Issue:Caching
Description: | DPL Pages Load Slowly |
Extension / Version: | DPL / ? |
Type / Status: | Change Request / open |
Problem
Would like a way to Cache Pages. I was thinking a Bot that runs the DPL query and would write the static result to the Actual Article. Then you could schedule the bot to refresh the Pages as often as necessary.
I am adding this as a Feature request. I am not smart enough to write the bot.
postjl@milwaukee.k12.wi.us
Reply
Yes. This would be a really useful enhancement and I have thought about this several times. But I never found time to develop that feature. The point is, however, that your article might look quite ugly if the output of a DPL query were contained as wiki text. The best thing would be to have the expanded DPL query(queries) for an article in a page with identical name but in a separate namespace. Then DPL could look for that page, check its date (maybe even update it ad-hoc if it were expired) and include the result, possibly with a small note that the content was taken from a cache.

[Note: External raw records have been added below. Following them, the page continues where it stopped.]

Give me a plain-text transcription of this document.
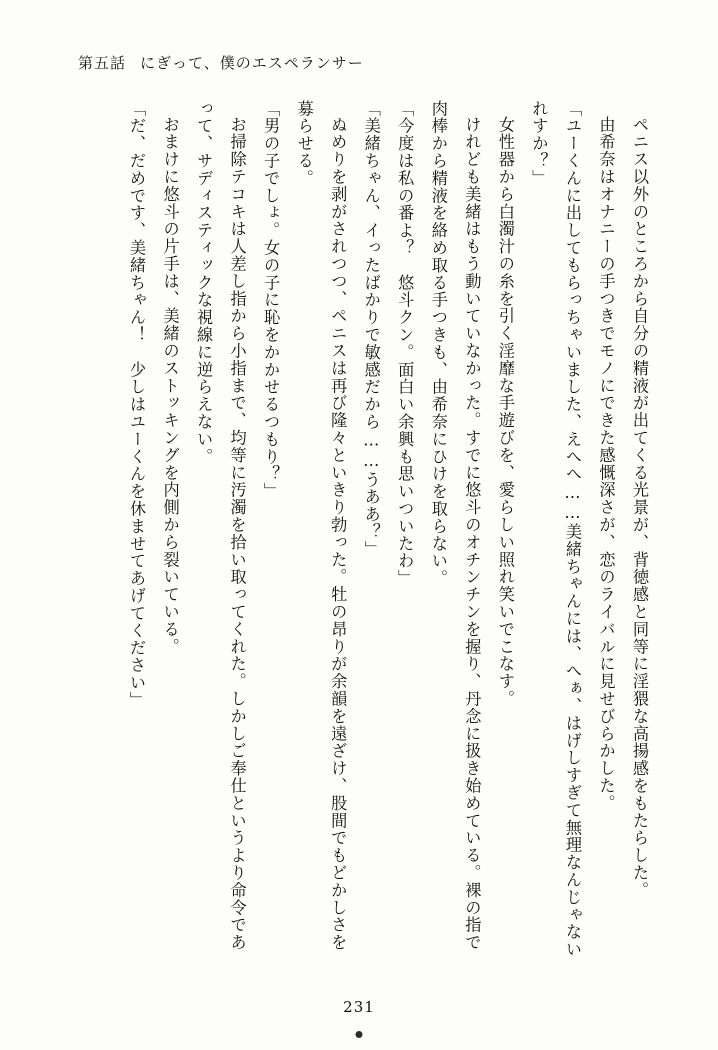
第五話 にぎって、僕のエスペランサー

ペニス以外のところから自分の精液が出てくる光景が、背徳感と同等に淫猥な高揚感をもたらした。

由希奈はオナニーの手つきでモノにできた感慨深さが、恋のライバルに見せびらかした。

「ユーくんに出してもらっちゃいました、えへへ……美緒ちゃんには、へぁ、はげしすぎて無理なんじゃないれすか？」

女性器から白濁汁の糸を引く淫靡な手遊びを、愛らしい照れ笑いでこなす。

けれども美緒はもう動いていなかった。すでに悠斗のオチンチンを握り、丹念に扱き始めている。裸の指で肉棒から精液を絡め取る手つきも、由希奈にひけを取らない。

「今度は私の番よ？　悠斗クン。面白い余興も思いついたわ」

「美緒ちゃん、イったばかりで敏感だから……うああ？」

ぬめりを剥がされつつ、ペニスは再び隆々といきり勃った。牡の昂りが余韻を遠ざけ、股間でもどかしさを募らせる。

「男の子でしょ。女の子に恥をかかせるつもり？」

お掃除テコキは人差し指から小指まで、均等に汚濁を拾い取ってくれた。しかしご奉仕というより命令であって、サディスティックな視線に逆らえない。

おまけに悠斗の片手は、美緒のストッキングを内側から裂いている。

「だ、だめです、美緒ちゃん！　少しはユーくんを休ませてあげてください」

231
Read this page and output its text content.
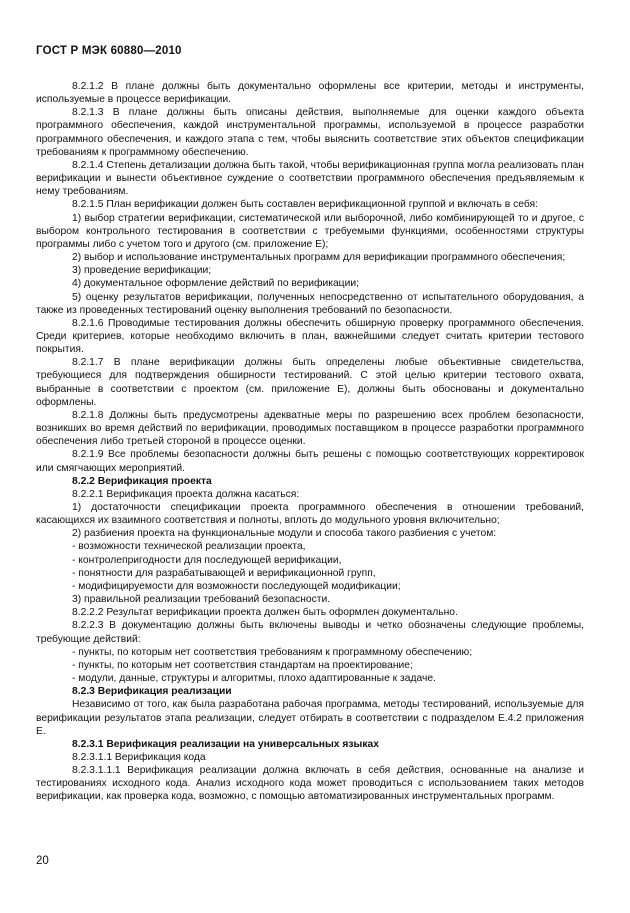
ГОСТ Р МЭК 60880—2010

8.2.1.2 В плане должны быть документально оформлены все критерии, методы и инструменты, используемые в процессе верификации.

8.2.1.3 В плане должны быть описаны действия, выполняемые для оценки каждого объекта программного обеспечения, каждой инструментальной программы, используемой в процессе разработки программного обеспечения, и каждого этапа с тем, чтобы выяснить соответствие этих объектов спецификации требованиям к программному обеспечению.

8.2.1.4 Степень детализации должна быть такой, чтобы верификационная группа могла реализовать план верификации и вынести объективное суждение о соответствии программного обеспечения предъявляемым к нему требованиям.

8.2.1.5 План верификации должен быть составлен верификационной группой и включать в себя:

1) выбор стратегии верификации, систематической или выборочной, либо комбинирующей то и другое, с выбором контрольного тестирования в соответствии с требуемыми функциями, особенностями структуры программы либо с учетом того и другого (см. приложение Е);

2) выбор и использование инструментальных программ для верификации программного обеспечения;

3) проведение верификации;

4) документальное оформление действий по верификации;

5) оценку результатов верификации, полученных непосредственно от испытательного оборудования, а также из проведенных тестирований оценку выполнения требований по безопасности.

8.2.1.6 Проводимые тестирования должны обеспечить обширную проверку программного обеспечения. Среди критериев, которые необходимо включить в план, важнейшими следует считать критерии тестового покрытия.

8.2.1.7 В плане верификации должны быть определены любые объективные свидетельства, требующиеся для подтверждения обширности тестирований. С этой целью критерии тестового охвата, выбранные в соответствии с проектом (см. приложение Е), должны быть обоснованы и документально оформлены.

8.2.1.8 Должны быть предусмотрены адекватные меры по разрешению всех проблем безопасности, возникших во время действий по верификации, проводимых поставщиком в процессе разработки программного обеспечения либо третьей стороной в процессе оценки.

8.2.1.9 Все проблемы безопасности должны быть решены с помощью соответствующих корректировок или смягчающих мероприятий.

8.2.2 Верификация проекта

8.2.2.1 Верификация проекта должна касаться:

1) достаточности спецификации проекта программного обеспечения в отношении требований, касающихся их взаимного соответствия и полноты, вплоть до модульного уровня включительно;

2) разбиения проекта на функциональные модули и способа такого разбиения с учетом:

- возможности технической реализации проекта,

- контролепригодности для последующей верификации,

- понятности для разрабатывающей и верификационной групп,

- модифицируемости для возможности последующей модификации;

3) правильной реализации требований безопасности.

8.2.2.2 Результат верификации проекта должен быть оформлен документально.

8.2.2.3 В документацию должны быть включены выводы и четко обозначены следующие проблемы, требующие действий:

- пункты, по которым нет соответствия требованиям к программному обеспечению;

- пункты, по которым нет соответствия стандартам на проектирование;

- модули, данные, структуры и алгоритмы, плохо адаптированные к задаче.

8.2.3 Верификация реализации

Независимо от того, как была разработана рабочая программа, методы тестирований, используемые для верификации результатов этапа реализации, следует отбирать в соответствии с подразделом Е.4.2 приложения Е.

8.2.3.1 Верификация реализации на универсальных языках

8.2.3.1.1 Верификация кода

8.2.3.1.1.1 Верификация реализации должна включать в себя действия, основанные на анализе и тестированиях исходного кода. Анализ исходного кода может проводиться с использованием таких методов верификации, как проверка кода, возможно, с помощью автоматизированных инструментальных программ.

20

I would be willing to support someone with ideas and advicer on the DPL source code if you could find someone to do the programming.
I am especially excited about this as it might make it possible to use DPL on really large sites like wikipedia...
Gero 16:58, 1 July 2008 (CEST)
Hmm..I think something like this already works (but with the downside of DPL query output showing in wiki text):
Suppose you want ArticleA to show cached results of {{#dpl:category=baz|someparam={{sometemplate}}}}.
Create Template:QueryA with this content: {{subst<includeonly></includeonly>:#dpl:category=baz|someparam={{subst<includeonly></includeonly>:sometemplate}}}}.
Whenever you want to update, write {{subst:QueryA}} into ArticleA.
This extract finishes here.